Während in Sonntagsreden der Erhalt der bäuerlichen Familienbetriebe beschworen wird, treiben die Großen des Lebensmitteleinzelhandels (LEH) derzeit die Entwicklung in die entgegengesetzte Richtung. "Lidl umwirbt Großbauern", titelte kürzlich die Lebensmittelzeitung und berichtete, dass der Konzern bei Obst und Gemüse künftig verstärkt mit Großbetrieben direkt zusammenarbeiten möchte. Zwischenhändler, die Frischware mühsam von vielen kleinen Erzeugern bündeln, sollen ausgeschaltet werden. Lidl geht derzeit auf große Gemüseerzeuger zu, um mit ihnen auf direktem Wege Lieferverträge zu schließen. Erzeuger, die in der Lage sind, einen ganzen Lkw mit Salat zu füllen, werden von dem Discounter mit offenen Armen empfangen.
"Landwirtschaft zwischen Wunsch und Wirklichkeit"
Lidl ist nur ein Beispiel, wie die Landwirtschaft derzeit zwischen Wunsch und Wirklichkeit hin- und hergerissen wird. Der Wachstumsdruck ist in der Landwirtschaft nicht kleiner geworden, sondern beschleunigt sich im Gegenteil immer mehr. Die Lebensmittelhändler kennen für sich nur ein Ziel: groß, größer, am größten. Und ihre Lieferanten sollen sich diesem Größenwahn gefälligst anpassen.
Wenn die Lieferanten nicht mitziehen, schrecken die LEH-Konzerne auch nicht davor zurück, selbst in die landwirtschaftliche Produktion einzusteigen. Der Edeka-Konzern hat jetzt in Mecklenburg-Vorpommern einen 200 ha großen Betrieb mit Bio-Obstanbau gekauft. Man wolle dadurch unabhängiger von anderen Bio-Lieferanten werden, heißt es bei Edeka.
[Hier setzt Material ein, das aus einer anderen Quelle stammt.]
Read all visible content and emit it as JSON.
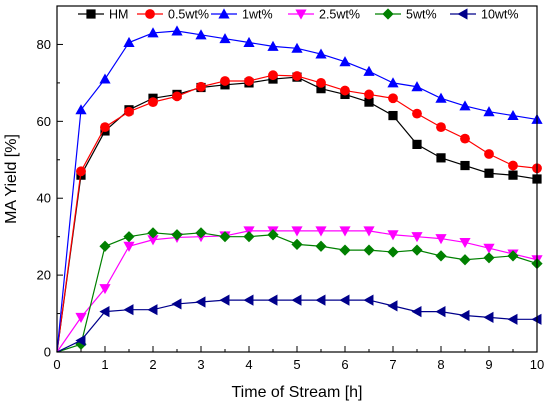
{
  "chart_data": {
    "type": "line",
    "title": "",
    "xlabel": "Time of Stream [h]",
    "ylabel": "MA Yield [%]",
    "xlim": [
      0,
      10
    ],
    "ylim": [
      0,
      90
    ],
    "xticks": [
      "0",
      "1",
      "2",
      "3",
      "4",
      "5",
      "6",
      "7",
      "8",
      "9",
      "10"
    ],
    "yticks": [
      "0",
      "20",
      "40",
      "60",
      "80"
    ],
    "grid": false,
    "legend": "top, single row",
    "x": [
      0,
      0.5,
      1,
      1.5,
      2,
      2.5,
      3,
      3.5,
      4,
      4.5,
      5,
      5.5,
      6,
      6.5,
      7,
      7.5,
      8,
      8.5,
      9,
      9.5,
      10
    ],
    "series": [
      {
        "name": "HM",
        "color": "#000000",
        "marker": "square",
        "values": [
          0,
          46,
          57.5,
          63,
          66,
          67,
          68.8,
          69.5,
          70,
          71,
          71.5,
          68.5,
          67,
          65,
          61.5,
          54,
          50.5,
          48.5,
          46.5,
          46,
          45
        ]
      },
      {
        "name": "0.5wt%",
        "color": "#ff0000",
        "marker": "circle",
        "values": [
          0,
          47,
          58.5,
          62.5,
          65,
          66.5,
          69,
          70.5,
          70.5,
          72,
          71.8,
          70,
          68,
          67,
          66,
          62,
          58.5,
          55.5,
          51.5,
          48.5,
          47.8
        ]
      },
      {
        "name": "1wt%",
        "color": "#0000ff",
        "marker": "triangle-up",
        "values": [
          0,
          63,
          71,
          80.5,
          83,
          83.5,
          82.5,
          81.5,
          80.5,
          79.5,
          79,
          77.5,
          75.5,
          73,
          70,
          69,
          66,
          64,
          62.5,
          61.5,
          60.5
        ]
      },
      {
        "name": "2.5wt%",
        "color": "#ff00ff",
        "marker": "triangle-down",
        "values": [
          0,
          9,
          16.5,
          27.5,
          29.2,
          29.8,
          30,
          30.2,
          31.5,
          31.5,
          31.5,
          31.5,
          31.5,
          31.5,
          30.5,
          30,
          29.5,
          28.5,
          27,
          25.5,
          24
        ]
      },
      {
        "name": "5wt%",
        "color": "#008000",
        "marker": "diamond",
        "values": [
          0,
          2,
          27.5,
          30,
          31,
          30.5,
          31,
          30,
          30,
          30.5,
          28,
          27.5,
          26.5,
          26.5,
          26,
          26.5,
          25,
          24,
          24.5,
          25,
          23
        ]
      },
      {
        "name": "10wt%",
        "color": "#00008b",
        "marker": "triangle-left",
        "values": [
          0,
          3,
          10.5,
          11,
          11,
          12.5,
          13,
          13.5,
          13.5,
          13.5,
          13.5,
          13.5,
          13.5,
          13.5,
          12,
          10.5,
          10.5,
          9.5,
          9,
          8.5,
          8.5
        ]
      }
    ]
  }
}
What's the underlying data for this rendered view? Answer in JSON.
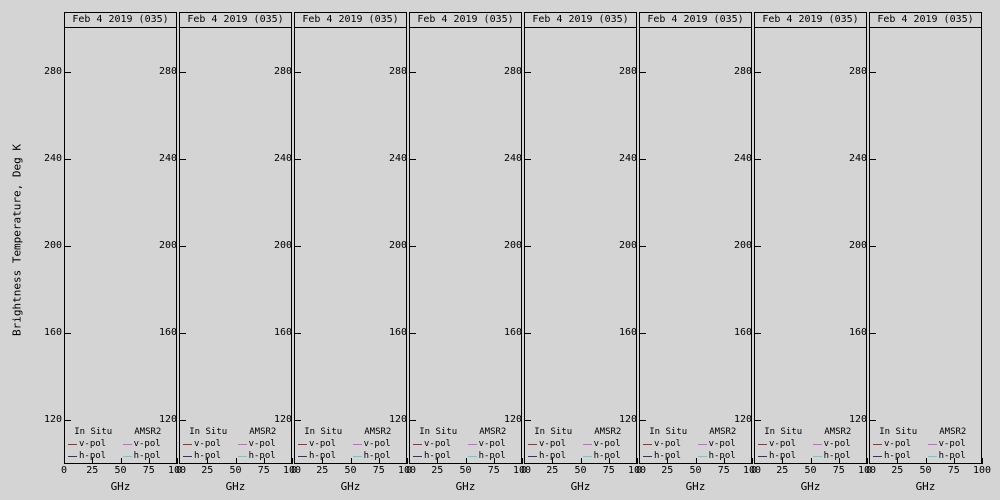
{
  "figure": {
    "bg_color": "#d4d4d4",
    "ylabel": "Brightness Temperature, Deg K",
    "panel_count": 8,
    "panel": {
      "title": "Feb 4 2019 (035)",
      "xlabel": "GHz"
    },
    "y_ticks": [
      "280",
      "240",
      "200",
      "160",
      "120"
    ],
    "x_ticks": [
      "0",
      "25",
      "50",
      "75",
      "100"
    ],
    "legend": {
      "insitu_header": "In Situ",
      "amsr2_header": "AMSR2",
      "vpol_label": "v-pol",
      "hpol_label": "h-pol",
      "insitu_vpol_color": "#993333",
      "insitu_hpol_color": "#333366",
      "amsr2_vpol_color": "#cc66cc",
      "amsr2_hpol_color": "#66cccc"
    }
  },
  "chart_data": {
    "type": "line",
    "title": "Feb 4 2019 (035)",
    "subplot_count": 8,
    "subplot_titles": [
      "Feb 4 2019 (035)",
      "Feb 4 2019 (035)",
      "Feb 4 2019 (035)",
      "Feb 4 2019 (035)",
      "Feb 4 2019 (035)",
      "Feb 4 2019 (035)",
      "Feb 4 2019 (035)",
      "Feb 4 2019 (035)"
    ],
    "xlabel": "GHz",
    "ylabel": "Brightness Temperature, Deg K",
    "xlim": [
      0,
      100
    ],
    "ylim": [
      100,
      300
    ],
    "x_ticks": [
      0,
      25,
      50,
      75,
      100
    ],
    "y_ticks": [
      120,
      160,
      200,
      240,
      280
    ],
    "legend_position": "inside bottom of each panel",
    "legend": [
      {
        "name": "In Situ v-pol",
        "color": "#993333"
      },
      {
        "name": "In Situ h-pol",
        "color": "#333366"
      },
      {
        "name": "AMSR2 v-pol",
        "color": "#cc66cc"
      },
      {
        "name": "AMSR2 h-pol",
        "color": "#66cccc"
      }
    ],
    "series": [],
    "note": "All 8 panels show identical empty axes (no data points plotted); only titles, axes, tick labels and legends are drawn."
  }
}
Kurz zuvor hat sich der Konzern an einer Molkerei in Bayern beteiligt. Andere Bereiche der Verarbeitung betreibt er schon länger selbst: Edeka wurstet und bäckt in eigenen Betrieben und fördert Mineralwasser.
Wo wird das enden? Der bäuerliche Familienbetrieb war niemals zuvor stärker in Gefahr als heute.